Following the successful launch of CAMFI, we asked TAB CEO, Emily Mackay, about the past, present and future of the world’s first single measure for crowdfunding and marketplace finance.
Emily, has the idea of building an index that measured alternative finance been in your mind since the earliest days of TAB?
Back then I had smart people tell me that the data we were producing could form an index, and that that index could be the measure by which the world educates itself about the health of alternative finance. Those conversations were exciting. They told me how powerful indices could be in driving communication and understanding in an industry. Those requests got louder as the company grew.
And, in time, the amount and the type of data TAB was producing aligned with this purpose?
Very quickly we were cleaning and presenting enough data to make us think an industry metric was possible. A few years on, we have this deep data set that tells us about every aspect of the industry. When we combine that data, we have a really strong indication of the entire industry’s health.
So when was CAMFI first discussed?
The first meetings took place at the end of 2016 with our Chinese partners. An MOU was signed between the partners in April, and we worked extremely hard since then to make sure we were ready for the July launch date.
You mention the partnerships with BBD and Hangzhou Academy of Internet Finance. How important have they been? And is there a future to them?
They’ve been very important. Building CAMFI has been a team effort, and I can see future projects. The first step is the consolidation of CAMFI, but there are many possibilities for the future.
Could you briefly talk us through the 6 months leading up to launch?
The project had three parts. The first involved strategy, discussing scope, target market, evolution. This was time spent thrashing out CAMFI’s shape and involved the project management side of the build. The second involved mathematicians, economists, engineers, computer scientists agreeing methodology. We knew there was no right way to do this. So we chartered our own, building the most fair and transparent metric for the industry. From there, the code and algorithms were written and the index came to life. The final part was focused on the launch, with the priority being that the index needed to be delivered to the people who needed it most. This involved a lot of PR.
The process has been resource intensive, combining disciplines from all over the world. It’s been a challenge bringing all those parts together.
And how was the launch? What’s the industry response to CAMFI been?
Fantastic. Within hours, we had responses from industry players from all over the world wanting to be involved. And that is what CAMFI and TAB are about. We’re here to support a whole industry, helping it become established, providing education to anyone who wants to be involved. We want to move alternative finance up the ‘maturity ladder’. So the positive responses we’ve received have been most pleasing.
So we’ve been pleased with launch and excited about the next phase, We know that this is only the beginning, we’re at the start of the adoption curve, needing to build trust over time, but it’s started well.
Looking forward, have you set any benchmarks for the next 12 months?
Success will be when people demand that CAMFI is presented inside the tools they use everyday.

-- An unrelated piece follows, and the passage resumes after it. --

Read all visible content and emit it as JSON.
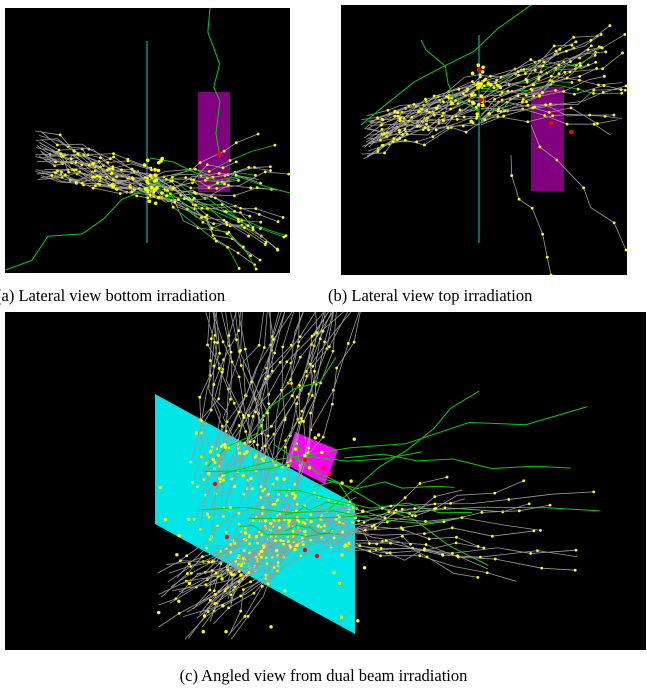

When we know the industry looks to this number as a measure for the appetite that the world has for crowdfunding and marketplace lending, we’ll know we’ve become a trusted partner, and we’ve achieved success. But the aim for the next 12 months is to build relationships and firm foundations.
What about future functionality? Is it possible for products to be priced against the index?
Yes. Eventually, the aim is to make it a regulated index against which financial products can be priced. Having said that, you don’t have to be participating in deals to benefit from CAMFI right now. It should primarily be considered a barometer of health for the market, which is allowing new participants to approach the market for the first time.
Do you see any changes in the formulation of CAMFI over the coming few months? Will segregation of CAMFI be important?
This is our aim. We constructed CAMFI to be modular, with the modules being debt, equity and rewards, but there are other ways we can split the index. Right now we have the functionality to run the methodology with specific cuts to the data to provide insights for users. So if anyone wants to dig inside CAMFI, they should get in touch with requests.
Are there plans for CAMFI to be hosted on financial news service providers?
Our priority is to build a track record and trust over time. Once this is established then, yes, there are plans. Any organisation who wants to carry the index number on their site, that’s a conversation we want to have. For starters, we’re collaborating with Reuters who will be hosting CAMFI within the TAB Dashboard which has been recently launched on Eikon App Studio.
There is interest from the traditional end of the market because this is the future. This is the way that money is going to be moving around the planet in a much more online and transparent way, so the traditional players are keen to be involved as first movers.
Where do you see the index in 3 years?
As the industry gets bigger and more diverse, there is going to be demand for a wide range of metrics. We’re aware of that, but it will still be the headline composite index that gives a general view on the health of the market. For example, the debt market is already significant enough to demand its own measure. This will happen in the not too distant future, with a discrete index for this purpose. Within a matter of years, we expect to be answering the diverse questions that the market is asking.
When will you know that the launch of CAMFI has been a true success?
If we pop up on a Bloomberg ticker anytime soon, I think we can be pretty happy!